The story above would look familiar to some most especially if you have heard/read the story of The Good Samaritan which was narratted by Jesus(Luke 10:30-35).
(note:the story you read earlier is just a fictional adaptation of the good Samaritan story to the Nigeria context, it is not to portray that any enmity exists between the Yorubas and the Hausas)
Reading the verses prior to the story of the good Samaritan, one will notice that the story is a response to the question asked by a certain lawyer, “who is my neighbour?” but this story goes beyond just answering the question but also illustrating the redemption story, infact Ellen G. White in her book The Desire of Ages (a classic on the life and teachings of Jesus Christ, a must read for all) writes; “In the story of the good Samaritan, Jesus gave a picture of Himself and His mission. Man had been deceived, bruised, robbed and ruined by Satan and left to perish; but the saviour had compassion on our helpless condition. He left his glory to come to our rescue. He found us ready to die, and he undertook our case. He healed our wounds. He covered us with his robe of righteousness. He opened to us a refuge of safety, and made complete provision for us at his own charges. He died to redeem us.” (Desire of Ages, Chapter 54, The Good Samaritan, Page 503).
In the redemption story; we (the human race) are the certain man, the thief is Satan and the good Samaritan represents Jesus.
The story of the good Samaritan does not just illustrate the redemption story alone, it also illustrates the nature of true religion. In the story of the good Samaritan and the life of Jesus we find an illustration and a fulfilment of the principle of the law which calls us to “love your neighbour as yourself”.
So when Jesus Christ told the lawyer to “Go and do likewise”, He was telling us all to do more than just profess to be children of God but also act it. He(Jesus) showed us that been the good samaritan is not just been a charitable and helpful person it is been like Him.
It is alarming to see professed children of God/Christians (not excluding me) say statements like “I am not the good Samaritan” when someone asks us for a favour, when that is exactly who God wants us to be; according to Isaiah 58, God tells us he does not need our empty fasts what he wants from us is to do good deeds stated in the text as loosing the chains of injustice, setting the oppressed free, sharing our food to the hungry, providing shelter for the homeless and clothing the naked and Jesus also said doing these deeds are vital to determining our eternal destination (Matthew 25:31-46), this good deeds are expected to be done in-respective of who the person is, the social status, race, tribe, colour of skin or even religion.
It is time we professed christians start doing the works of the one we claim to follow.
Now dont just go ahead doing this deeds because you want to make it to heaven, that would be selfish and no different from a person who does philanthropy because of his political ambition.

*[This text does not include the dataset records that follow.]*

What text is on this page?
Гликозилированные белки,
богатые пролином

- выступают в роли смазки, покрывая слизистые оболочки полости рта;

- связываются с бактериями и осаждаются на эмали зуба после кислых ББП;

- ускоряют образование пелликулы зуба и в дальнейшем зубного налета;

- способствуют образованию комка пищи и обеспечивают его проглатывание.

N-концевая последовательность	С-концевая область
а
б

So the first thing to do is get right with God by developing a true and close relationship with Jesus because without this there is no way we can do this deeds because our natural inclination is selfish and this calls us to be selfless, once you have begun this relationship with Jesus join the Good Sam Club (a name gotten from Dwight Nelson’s The Chosen devotional), dont get me wrong the Good Sam Club is not a club that you pay registration money and dues, its just a term for people who are willing to obey Jesus’s command to “Go and do likewise”.
Are you one of such people deciding to do as the good Samaritan did in whatever way you can?
Enlistment lines are open for all.


3 responses to ““GO AND DO LIKEWISE”

  1. Pingback: No, @TheIRD, The Good Samaritan Does Not Lead To Just War | Homebrewed Theology

  2. This i must confess was written by an inspired man(believe me dis are not mere inspired words).I giv God glory on ur behalf for u hav dedicated yourself to him.God bless u.Lookin forward to ur next article and pls alert me wen its out.God bless u.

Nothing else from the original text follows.